Liberia’s brutal civil war ended more than 15 years ago, but for Francis Kollie, PF Liberia Executive Director, the struggles and the consequences from it are still very much a part of the present.
The devastating war that lasted from 1989 until 1996 claimed an estimated 200,000 lives and displaced millions to refugee camps in neighboring countries.
Francis need only think of the weakness in his leg or the pain and loss of vision in his right eye to be reminded of the harm that the war inflicted on him. During the war, Rebel forces captured Francis because of his role as pastor to a local church. They held him in a trench where they brutally beat and interrogated him for three weeks. The beatings left him with a severely fractured leg, painful swelling in his head, and a loss of vision and movement in his eye, which developed cataracts and glaucoma from the trauma.
Then, since he refused to take up arms for the rebel government, they held him in a dilapidated prison for five months.
Although the consequences of his injuries did not end with the war, Francis immediately turned his attention to others in need. Through his work with Prison Fellowship Liberia, he brings essential healthcare to the prisons with PFI Global Assistance Projects and the establishment of prison clinics with student nurses, drastically cutting down on disease within the filthy, septic prisons. While his country is slowly recovering from the devastating effects of the war, Francis makes sure that help is also available for the thousands of inmates suffering in extremely overcrowded prisons with a lack of sufficient food, beds, blankets and other essentials.

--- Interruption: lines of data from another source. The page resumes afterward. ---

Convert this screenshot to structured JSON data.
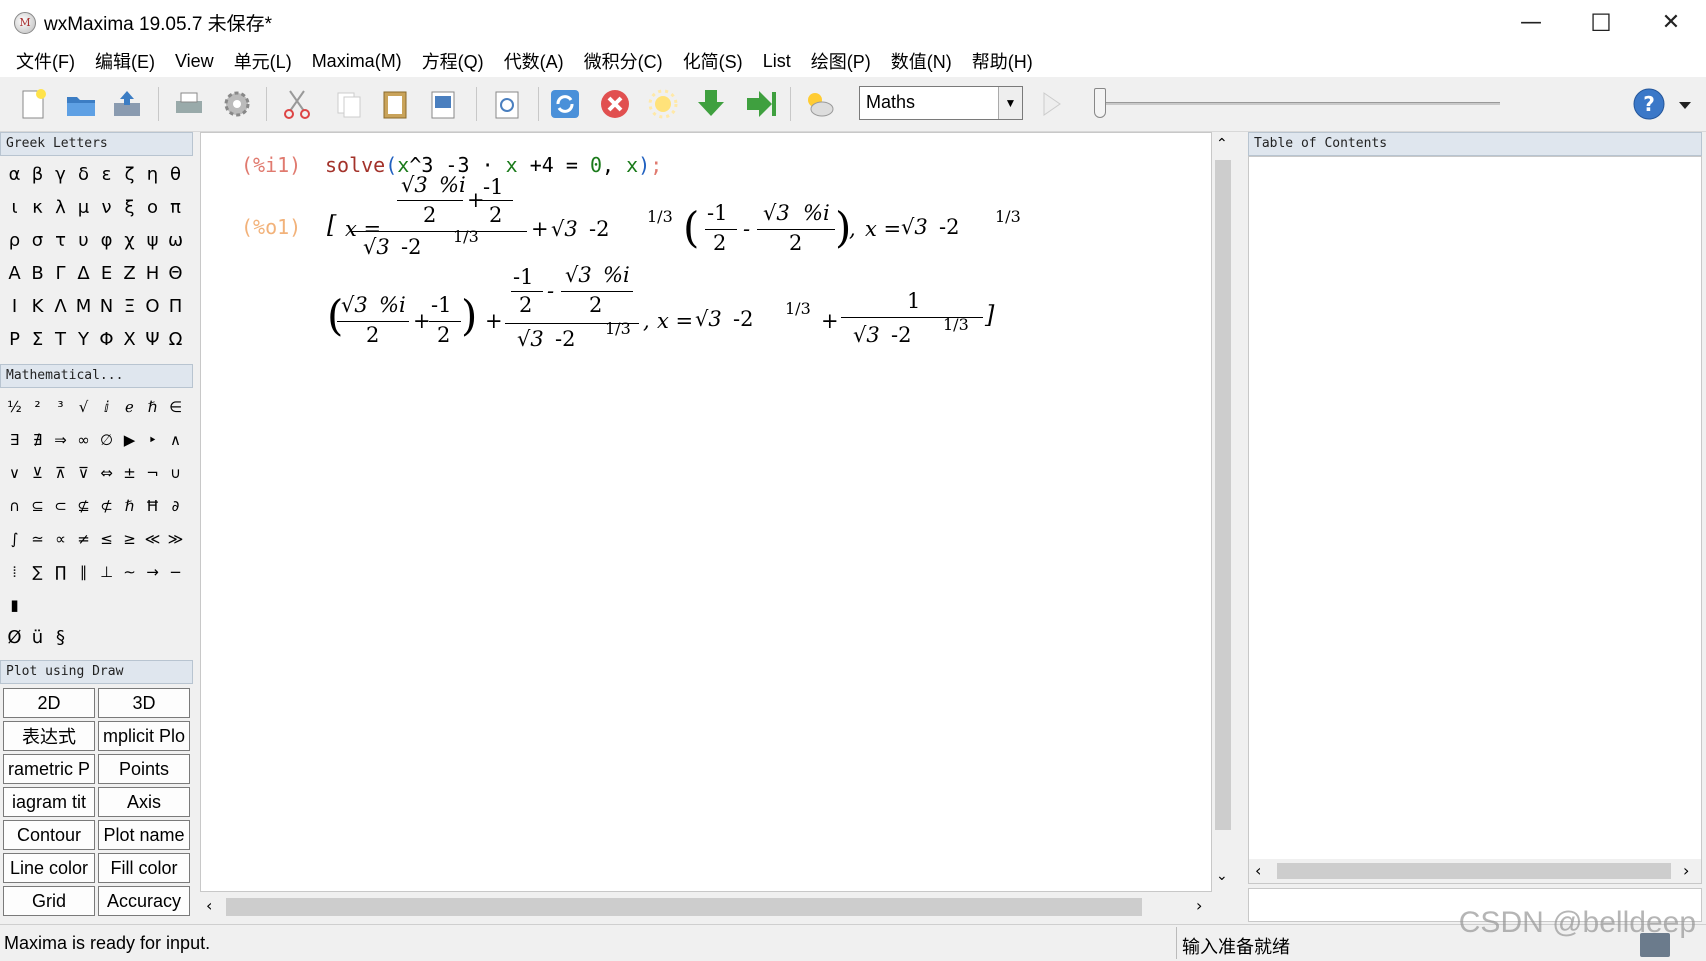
{
  "window": {
    "title": "wxMaxima 19.05.7 未保存*",
    "app_icon_glyph": "M",
    "minimize_glyph": "—",
    "maximize_glyph": "☐",
    "close_glyph": "✕"
  },
  "menu": [
    "文件(F)",
    "编辑(E)",
    "View",
    "单元(L)",
    "Maxima(M)",
    "方程(Q)",
    "代数(A)",
    "微积分(C)",
    "化简(S)",
    "List",
    "绘图(P)",
    "数值(N)",
    "帮助(H)"
  ],
  "toolbar": {
    "cell_type": "Maths",
    "icons": [
      "new-document-icon",
      "open-folder-icon",
      "save-icon",
      "print-icon",
      "settings-icon",
      "cut-icon",
      "copy-icon",
      "paste-icon",
      "select-all-icon",
      "find-icon",
      "restart-icon",
      "interrupt-icon",
      "sun-icon",
      "download-icon",
      "forward-icon",
      "weather-icon",
      "play-icon",
      "help-icon"
    ]
  },
  "sidebar": {
    "greek_title": "Greek Letters",
    "greek": [
      "α",
      "β",
      "γ",
      "δ",
      "ε",
      "ζ",
      "η",
      "θ",
      "ι",
      "κ",
      "λ",
      "μ",
      "ν",
      "ξ",
      "ο",
      "π",
      "ρ",
      "σ",
      "τ",
      "υ",
      "φ",
      "χ",
      "ψ",
      "ω",
      "Α",
      "Β",
      "Γ",
      "Δ",
      "Ε",
      "Ζ",
      "Η",
      "Θ",
      "Ι",
      "Κ",
      "Λ",
      "Μ",
      "Ν",
      "Ξ",
      "Ο",
      "Π",
      "Ρ",
      "Σ",
      "Τ",
      "Υ",
      "Φ",
      "Χ",
      "Ψ",
      "Ω"
    ],
    "math_title": "Mathematical...",
    "math_symbols": [
      "½",
      "²",
      "³",
      "√",
      "ⅈ",
      "ℯ",
      "ℏ",
      "∈",
      "∃",
      "∄",
      "⇒",
      "∞",
      "∅",
      "▶",
      "‣",
      "∧",
      "∨",
      "⊻",
      "⊼",
      "⊽",
      "⇔",
      "±",
      "¬",
      "∪",
      "∩",
      "⊆",
      "⊂",
      "⊈",
      "⊄",
      "ℏ",
      "Ħ",
      "∂",
      "∫",
      "≃",
      "∝",
      "≠",
      "≤",
      "≥",
      "≪",
      "≫",
      "⦙",
      "∑",
      "∏",
      "∥",
      "⊥",
      "∼",
      "→",
      "−",
      "▮"
    ],
    "extra_symbols": [
      "Ø",
      "ü",
      "§"
    ],
    "plot_title": "Plot using Draw",
    "plot_buttons": [
      "2D",
      "3D",
      "表达式",
      "mplicit Plo",
      "rametric P",
      "Points",
      "iagram tit",
      "Axis",
      "Contour",
      "Plot name",
      "Line color",
      "Fill color",
      "Grid",
      "Accuracy"
    ]
  },
  "worksheet": {
    "input_label": "(%i1)",
    "input_cmd": "solve",
    "input_paren_open": "(",
    "input_var": "x",
    "input_pow": "^3 -3",
    "input_dot": "·",
    "input_var2": "x",
    "input_rest": "+4 = ",
    "input_zero": "0",
    "input_comma": ",",
    "input_var3": "x",
    "input_close": ")",
    "input_semicolon": ";",
    "output_label": "(%o1)",
    "sqrt3": "√3",
    "pct_i": "%i",
    "neg1": "-1",
    "two": "2",
    "one": "1",
    "minus2": "-2",
    "one_third": "1/3",
    "x_eq": "x =",
    "plus": "+",
    "minus": "-",
    "comma": ","
  },
  "right_panel": {
    "title": "Table of Contents"
  },
  "status": {
    "left": "Maxima is ready for input.",
    "right": "输入准备就绪"
  },
  "watermark": "CSDN @belldeep"
}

Despite Francis’s training as a pastor and his concern for prisoners, the chronic pain and physical limitations of his injuries left him with feelings of resentment and anger. “For years I have carried bitterness in my heart for the rebel commander who caused these injuries and disabilities, while he is perfect physically and looks healthy,” he confesses. “I have wanted to get revenge.”
He also wanted healing, and continued to pray for it. So when he took part in PFI’s Odyssey program–an extensive leadership training course developed by PFI’s Institute for Leadership Formation–his fellow students and faculty joined him in a prayer for healing. During this prayer, Francis sensed a revelation from the Holy Spirit. “I knew I had not totally forgiven that man from my heart because of the pain I continue experiencing, even after 15 years,” he says. He immediately took some time alone in prayer, asking God to forgive him for his own lack of forgiveness these past 15 years. Now he could truly forgive. “I told God ‘because you said I should forgive him, I forgive the brother from my heart.’ At that moment, I felt very light, like a weight had been taken from me,” Francis recalls.
While in Singapore for the Odyssey, Francis had set up appointments with an eye surgeon for consultation on his injured eye, though he didn’t have the money for eye surgery. When he went for his second appointment, the surgeon and the anesthesiologist told him they would waive their fees for his surgery, cutting the price by two-thirds of the original cost. “This was confirmation of God’s healing—spiritually, emotionally and now physically,” exclaims Francis.
Francis’ recovery from the surgery has been slow and somewhat painful, but he is hopeful that vision will be restored in his eye, just as his spiritual vision has been sharpened. Regardless of the extent of his physical healing, Francis says he is most grateful that the burden of bitterness has at last been lifted from his heart. “Thank God that I am free,” he exclaims, “free indeed!”